今回のエピソードは、ちょっと、いろいろ乗り切れませんでした。藍の民の拐取事件にしても、どうして王宮の女官とか王都の神殿から城付の神殿に赴任してきた星神官とか、行方が知れなくなったら捜されそうな人を狙ったのか。それもこの年は二人も?と疑問に思っちゃったし。ノトが人質になった時、剣を捨てたカノンは「両手を上げ」ちゃったし。
6ヶ月連続刊行は嬉しいけれど、ワキが甘くならないよう、二人の仲がちゃんと進むようお願いしたいです。
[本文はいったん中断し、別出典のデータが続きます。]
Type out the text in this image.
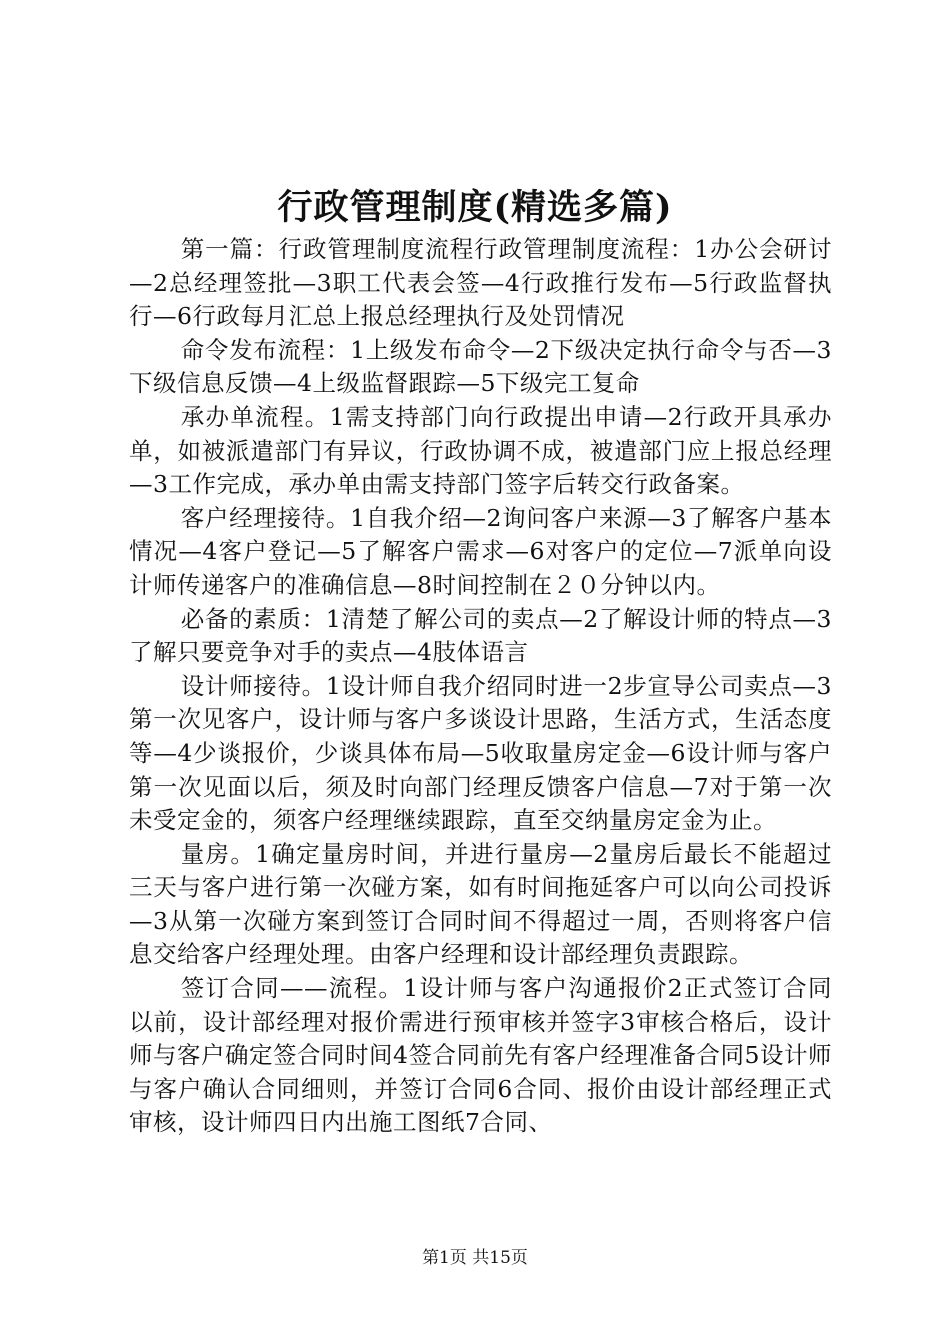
行政管理制度(精选多篇)

第一篇：行政管理制度流程行政管理制度流程：1办公会研讨—2总经理签批—3职工代表会签—4行政推行发布—5行政监督执行—6行政每月汇总上报总经理执行及处罚情况

命令发布流程：1上级发布命令—2下级决定执行命令与否—3下级信息反馈—4上级监督跟踪—5下级完工复命

承办单流程。1需支持部门向行政提出申请—2行政开具承办单，如被派遣部门有异议，行政协调不成，被遣部门应上报总经理—3工作完成，承办单由需支持部门签字后转交行政备案。

客户经理接待。1自我介绍—2询问客户来源—3了解客户基本情况—4客户登记—5了解客户需求—6对客户的定位—7派单向设计师传递客户的准确信息—8时间控制在２０分钟以内。

必备的素质：1清楚了解公司的卖点—2了解设计师的特点—3了解只要竞争对手的卖点—4肢体语言

设计师接待。1设计师自我介绍同时进一2步宣导公司卖点—3第一次见客户，设计师与客户多谈设计思路，生活方式，生活态度等—4少谈报价，少谈具体布局—5收取量房定金—6设计师与客户第一次见面以后，须及时向部门经理反馈客户信息—7对于第一次未受定金的，须客户经理继续跟踪，直至交纳量房定金为止。

量房。1确定量房时间，并进行量房—2量房后最长不能超过三天与客户进行第一次碰方案，如有时间拖延客户可以向公司投诉—3从第一次碰方案到签订合同时间不得超过一周，否则将客户信息交给客户经理处理。由客户经理和设计部经理负责跟踪。

签订合同——流程。1设计师与客户沟通报价2正式签订合同以前，设计部经理对报价需进行预审核并签字3审核合格后，设计师与客户确定签合同时间4签合同前先有客户经理准备合同5设计师与客户确认合同细则，并签订合同6合同、报价由设计部经理正式审核，设计师四日内出施工图纸7合同、

第1页 共15页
余談ですが、ルルル文庫HPの連続刊行記念「リリィ様日記」が、実は本編より面白くってこちらには★5つつけたいです。しかしこちらのリリィ様のお相手、元ポッチャリさん?。
暗殺姫のアドレッセンス -陰謀は金のツンデレ殿下- (ビーズログ文庫)
前巻の王宮乗り込み事件より半年。七星城で従者として勤しむレティシアとレオンはそれなりに城の中に溶けこんでいます。
そこへキリアンの弟、第二王子のユーシスが七星城へと単身、押しかけて来る。そして売り言葉に買い言葉…と言うか、けっこう力業な流れでレティシアを「もらい受ける!」と連れて行ってしまいます。
キリアン暗殺の証拠を探そうとユーシスとともに行く事を選んだレティシアは観察眼鋭くユーシスの本心を見抜くのだけど…。
こんなふうに育って、こんな子で、こういう娘になってます、と言う具体的なエピソードは書かれていないので彼女の『色』が薄っぺらい。私としては、この『色』を掴みかねているため彼女にシンクロしずらくて。
心根が「正統派良い子」な分、いかにも作りものめいてしまうのが残念です。元々、設定と話の展開が自分にはストンと来ないために読み流してしまったのか、レティシアとキリアン、主役の二人はお互いのどこが心の琴線に触れたのかはっきり掴めていないのもあります。
ツンデレ王子の孤独の裏と、彼が彼として受け入れられた事で心情的に互いに一目惚れしたんだな、と思うのがしっくりくるかも。
そういう意味では、せっかくのラブも今のところ充分堪能出来ていません。場面はばっちり入ってるんだけど、根本がくすぶってしまったためラブ好きとして★が上がらない・・・。
ただ、前巻で魔剣イヴァが『白』の姫に関してキリアンに告げた事が利害の点で矛盾すると、収まりが悪かったのが今回キリアンがそこに気がついて伏線になったり、レティシアが突いた核心とかレオンの含みとか、ちゃんと組まれている作りは先を知りたいと思わせてくれました。
そしてやっぱりクラリッサ嬢がいいです。黒い暗殺犬やレオンに関する発言からこぼれるキリアン評やレティシアへの評価等、一本取られます。